Switzerland has long been considered the birthplace of discreet banking, but has survived previous crises, including World War II, when it was the repository for both Nazi money and the belongings of European Jews who perished in the Holocaust.

More recently, it has been in the firing line of the US tax authorities.

No one ever imagined that one of the country’s two largest banks would become insolvent. Lehmann’s apology to investors couldn’t have been worse.

‘I am really sorry. I am sorry that we could no longer counteract the loss of confidence that has built up over the years,” he said.

Several investors in the £13.6bn bank tier of contingent convertible bank bonds, or CoCos, have already indicated they will sue rescuer UBS over their cancellation.

Shareholders were effectively rescued (at a huge discount) but not wiped out. This is a reversal of what was intended when bailing out banks after the great financial crisis of 2008-2009. Process warriors will seize upon Lehmann’s comments as if they were manna from heaven.

There is something decent in Lehmann’s words. It’s been nearly 15 years since disgraced CEO Fred Goodwin brought RBS to its knees. He lost his knighthood, but the apology never came.

Former HBOS CEO Andy Hornby sailed on anyway, falling flat on his face at Boots, making a fortune at bookmaker Coral, before landing as chief executive at The Restaurant Group. There has been no remorse.

Credit Suisse is a car accident. But it has taken possession of his ineptitude.

Dimon dude

A common theme runs through Jamie Dimon’s criticism of US banking regulation and last year’s turmoil in UK pension funds.

Both were caused by a sharp rise in interest rates that destabilized government bonds. In the UK, pension advisers turned a sharp suit of gilt-edged stocks into a toxic asset by using it as fodder to create liability-driven investments (LDIs) – a strategy based on government bonds.

In the US, banks were encouraged to hold ‘safe’ government paper. When interest rates rose, the banks were left with huge losses. Stress tests introduced after the great financial crisis failed to examine US banks for a significant rise in interest rates.

Similarly, the testing around LDIs in the UK has never acknowledged that government bond yields could exceed 1%.

Dimon is unimpressed with the regulatory response to the crises at Silicon Valley Bank and Signature, saying the current disruption to US banking risks has been hiding “in plain sight.”

He also notes another trend. On the day British drug minnow Okyo Pharma announced it would move its stock listing from London to New York, JP Morgan’s boss bemoaned the erosion of publicly traded companies in the US, which fell from 7,300 in 1996 to 4,600. The number of companies backed by private equity has exploded.
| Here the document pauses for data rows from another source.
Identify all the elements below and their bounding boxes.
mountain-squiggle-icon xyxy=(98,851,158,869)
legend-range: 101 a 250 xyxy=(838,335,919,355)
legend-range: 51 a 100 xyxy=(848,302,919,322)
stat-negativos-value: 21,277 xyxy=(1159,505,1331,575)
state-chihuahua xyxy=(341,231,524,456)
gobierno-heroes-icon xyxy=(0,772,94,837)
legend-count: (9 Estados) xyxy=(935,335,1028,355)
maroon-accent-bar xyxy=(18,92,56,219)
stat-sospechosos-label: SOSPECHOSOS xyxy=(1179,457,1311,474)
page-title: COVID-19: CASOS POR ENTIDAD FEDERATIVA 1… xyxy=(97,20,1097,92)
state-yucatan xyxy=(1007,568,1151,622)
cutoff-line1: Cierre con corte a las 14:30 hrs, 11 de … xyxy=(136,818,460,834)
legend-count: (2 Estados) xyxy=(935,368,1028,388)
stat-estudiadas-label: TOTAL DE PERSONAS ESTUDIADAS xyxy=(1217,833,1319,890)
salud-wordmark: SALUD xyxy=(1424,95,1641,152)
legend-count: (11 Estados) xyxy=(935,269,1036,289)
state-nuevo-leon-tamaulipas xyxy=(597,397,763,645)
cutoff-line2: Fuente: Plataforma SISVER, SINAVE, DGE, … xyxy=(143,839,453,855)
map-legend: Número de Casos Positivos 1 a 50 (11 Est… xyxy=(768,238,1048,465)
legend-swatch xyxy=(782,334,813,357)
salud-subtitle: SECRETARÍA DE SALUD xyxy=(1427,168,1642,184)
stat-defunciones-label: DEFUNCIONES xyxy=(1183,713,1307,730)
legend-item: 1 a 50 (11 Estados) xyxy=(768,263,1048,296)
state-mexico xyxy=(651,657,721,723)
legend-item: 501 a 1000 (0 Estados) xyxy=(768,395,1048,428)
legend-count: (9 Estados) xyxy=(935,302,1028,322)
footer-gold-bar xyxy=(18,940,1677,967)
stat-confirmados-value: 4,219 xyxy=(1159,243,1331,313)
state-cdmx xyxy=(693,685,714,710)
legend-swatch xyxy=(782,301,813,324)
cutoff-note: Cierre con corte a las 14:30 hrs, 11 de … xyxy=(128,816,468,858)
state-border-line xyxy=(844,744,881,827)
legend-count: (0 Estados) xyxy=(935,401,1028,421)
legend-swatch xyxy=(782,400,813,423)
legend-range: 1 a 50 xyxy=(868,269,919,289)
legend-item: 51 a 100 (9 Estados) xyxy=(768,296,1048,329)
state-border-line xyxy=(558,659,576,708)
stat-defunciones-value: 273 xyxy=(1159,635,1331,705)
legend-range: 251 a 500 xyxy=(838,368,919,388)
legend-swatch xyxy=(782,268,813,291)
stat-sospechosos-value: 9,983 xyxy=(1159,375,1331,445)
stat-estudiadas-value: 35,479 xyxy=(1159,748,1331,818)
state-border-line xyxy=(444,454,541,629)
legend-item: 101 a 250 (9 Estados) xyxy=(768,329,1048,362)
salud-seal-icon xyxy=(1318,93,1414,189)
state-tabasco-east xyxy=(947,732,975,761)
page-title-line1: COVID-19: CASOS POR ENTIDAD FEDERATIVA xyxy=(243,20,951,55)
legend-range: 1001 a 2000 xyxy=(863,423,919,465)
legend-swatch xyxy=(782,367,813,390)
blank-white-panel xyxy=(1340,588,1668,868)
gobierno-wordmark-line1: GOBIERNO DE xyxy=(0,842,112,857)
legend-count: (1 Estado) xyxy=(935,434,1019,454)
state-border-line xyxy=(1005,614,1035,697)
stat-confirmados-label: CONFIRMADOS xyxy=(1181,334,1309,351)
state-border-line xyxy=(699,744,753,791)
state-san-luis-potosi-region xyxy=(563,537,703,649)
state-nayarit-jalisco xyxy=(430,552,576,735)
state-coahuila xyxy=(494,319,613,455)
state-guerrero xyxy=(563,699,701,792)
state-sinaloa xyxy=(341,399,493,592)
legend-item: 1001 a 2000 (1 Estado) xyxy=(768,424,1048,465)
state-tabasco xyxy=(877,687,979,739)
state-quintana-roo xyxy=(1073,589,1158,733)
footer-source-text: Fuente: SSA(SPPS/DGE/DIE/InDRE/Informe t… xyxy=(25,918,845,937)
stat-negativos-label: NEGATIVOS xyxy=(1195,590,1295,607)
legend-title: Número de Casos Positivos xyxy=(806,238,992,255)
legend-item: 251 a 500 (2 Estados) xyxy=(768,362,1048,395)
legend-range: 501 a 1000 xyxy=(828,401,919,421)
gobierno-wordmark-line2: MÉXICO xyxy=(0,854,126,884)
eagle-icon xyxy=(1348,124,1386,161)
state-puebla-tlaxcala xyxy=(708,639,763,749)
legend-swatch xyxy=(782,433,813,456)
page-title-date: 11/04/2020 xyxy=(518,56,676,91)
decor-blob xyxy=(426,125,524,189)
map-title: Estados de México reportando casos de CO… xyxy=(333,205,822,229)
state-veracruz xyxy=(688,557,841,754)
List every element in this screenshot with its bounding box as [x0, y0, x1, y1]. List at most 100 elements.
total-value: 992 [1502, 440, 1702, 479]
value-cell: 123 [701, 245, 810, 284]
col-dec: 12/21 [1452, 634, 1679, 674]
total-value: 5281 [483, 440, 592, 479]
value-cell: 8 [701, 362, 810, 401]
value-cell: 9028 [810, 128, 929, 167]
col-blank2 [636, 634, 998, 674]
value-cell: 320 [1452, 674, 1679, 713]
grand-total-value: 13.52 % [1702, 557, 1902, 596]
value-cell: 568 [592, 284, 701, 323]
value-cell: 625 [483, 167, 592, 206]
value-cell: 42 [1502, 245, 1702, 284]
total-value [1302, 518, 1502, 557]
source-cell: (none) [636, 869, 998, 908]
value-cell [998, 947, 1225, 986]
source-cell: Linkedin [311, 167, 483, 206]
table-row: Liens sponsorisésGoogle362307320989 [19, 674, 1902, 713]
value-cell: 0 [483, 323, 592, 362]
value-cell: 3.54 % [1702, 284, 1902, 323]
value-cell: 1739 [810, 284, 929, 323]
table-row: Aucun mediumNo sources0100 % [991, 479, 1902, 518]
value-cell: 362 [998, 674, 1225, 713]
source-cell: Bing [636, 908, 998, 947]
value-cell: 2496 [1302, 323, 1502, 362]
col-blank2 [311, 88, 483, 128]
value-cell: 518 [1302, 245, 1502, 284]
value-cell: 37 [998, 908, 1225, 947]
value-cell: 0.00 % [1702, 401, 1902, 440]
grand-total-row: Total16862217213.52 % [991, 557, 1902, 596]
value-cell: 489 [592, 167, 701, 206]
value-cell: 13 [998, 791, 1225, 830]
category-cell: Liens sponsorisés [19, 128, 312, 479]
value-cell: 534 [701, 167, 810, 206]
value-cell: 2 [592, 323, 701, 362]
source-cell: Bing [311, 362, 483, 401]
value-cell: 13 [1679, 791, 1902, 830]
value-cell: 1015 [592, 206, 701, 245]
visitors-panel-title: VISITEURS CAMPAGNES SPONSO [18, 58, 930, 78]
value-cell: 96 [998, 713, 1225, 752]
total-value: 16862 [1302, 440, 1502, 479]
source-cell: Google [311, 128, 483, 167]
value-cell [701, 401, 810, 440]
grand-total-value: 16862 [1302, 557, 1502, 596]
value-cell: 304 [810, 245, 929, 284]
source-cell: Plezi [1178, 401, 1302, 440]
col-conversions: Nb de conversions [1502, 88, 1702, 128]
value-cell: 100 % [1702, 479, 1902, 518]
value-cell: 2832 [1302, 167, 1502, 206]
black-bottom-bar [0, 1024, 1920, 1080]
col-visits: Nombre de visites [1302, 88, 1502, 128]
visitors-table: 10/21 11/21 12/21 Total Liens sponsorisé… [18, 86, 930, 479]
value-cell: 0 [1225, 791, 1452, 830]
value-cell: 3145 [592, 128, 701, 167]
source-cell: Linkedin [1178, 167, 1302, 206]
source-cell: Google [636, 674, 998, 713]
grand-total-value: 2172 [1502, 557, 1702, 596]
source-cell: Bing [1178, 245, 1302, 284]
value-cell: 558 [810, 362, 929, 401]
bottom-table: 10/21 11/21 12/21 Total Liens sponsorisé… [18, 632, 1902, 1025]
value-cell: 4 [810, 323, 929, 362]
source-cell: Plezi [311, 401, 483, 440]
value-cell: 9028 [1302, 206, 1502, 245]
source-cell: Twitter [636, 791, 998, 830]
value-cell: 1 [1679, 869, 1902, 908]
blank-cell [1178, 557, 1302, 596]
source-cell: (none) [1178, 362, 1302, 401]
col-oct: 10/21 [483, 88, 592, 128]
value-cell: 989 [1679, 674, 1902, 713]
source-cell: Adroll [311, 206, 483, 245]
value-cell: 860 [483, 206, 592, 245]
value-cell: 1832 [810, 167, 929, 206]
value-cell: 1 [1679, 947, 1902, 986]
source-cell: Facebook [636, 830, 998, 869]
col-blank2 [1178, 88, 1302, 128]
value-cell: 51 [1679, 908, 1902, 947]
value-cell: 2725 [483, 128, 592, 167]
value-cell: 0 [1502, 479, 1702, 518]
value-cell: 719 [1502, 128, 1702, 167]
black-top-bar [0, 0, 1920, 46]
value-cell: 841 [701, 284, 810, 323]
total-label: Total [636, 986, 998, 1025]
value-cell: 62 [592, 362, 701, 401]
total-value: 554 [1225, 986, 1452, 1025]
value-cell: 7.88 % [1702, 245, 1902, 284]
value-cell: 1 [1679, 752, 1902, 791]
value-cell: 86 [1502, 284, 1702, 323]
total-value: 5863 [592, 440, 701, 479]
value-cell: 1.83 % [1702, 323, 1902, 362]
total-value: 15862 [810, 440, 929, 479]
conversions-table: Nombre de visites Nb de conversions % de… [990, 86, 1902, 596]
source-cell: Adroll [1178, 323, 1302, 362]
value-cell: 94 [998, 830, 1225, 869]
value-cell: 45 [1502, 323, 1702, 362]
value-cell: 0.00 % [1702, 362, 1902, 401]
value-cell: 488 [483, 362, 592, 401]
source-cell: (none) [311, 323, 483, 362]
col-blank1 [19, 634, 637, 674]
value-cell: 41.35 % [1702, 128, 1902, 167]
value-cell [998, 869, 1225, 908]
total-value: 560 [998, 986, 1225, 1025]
Dimon blames heavy reporting standards and the emergence of outside voting advisory groups for the trend. In the UK it has long been the case that executives have been hiding behind remuneration consultants to promote the ‘fat cat’ remuneration culture.

Releasing private shareholders, as M&S boss Archie Norman suggests, could be a step forward.

Rich harvest

The pandemic led to an extraordinary accumulation of savings by British citizens, amounting to a staggering £200bn.

As baby boomers become silver surfers, the wealth advisors can reap is enormous. St James’s Place has become a ‘go to’ place for many, but others see the opportunity.

Rathbones, founded in Liverpool, is making major strides by merging with Investec Wealth & Management. The combined group will have £100bn under management, as well as 23 regional outlets.

The big four banks, which are rapidly closing branches and withdrawing online, are missing out on a huge opportunity.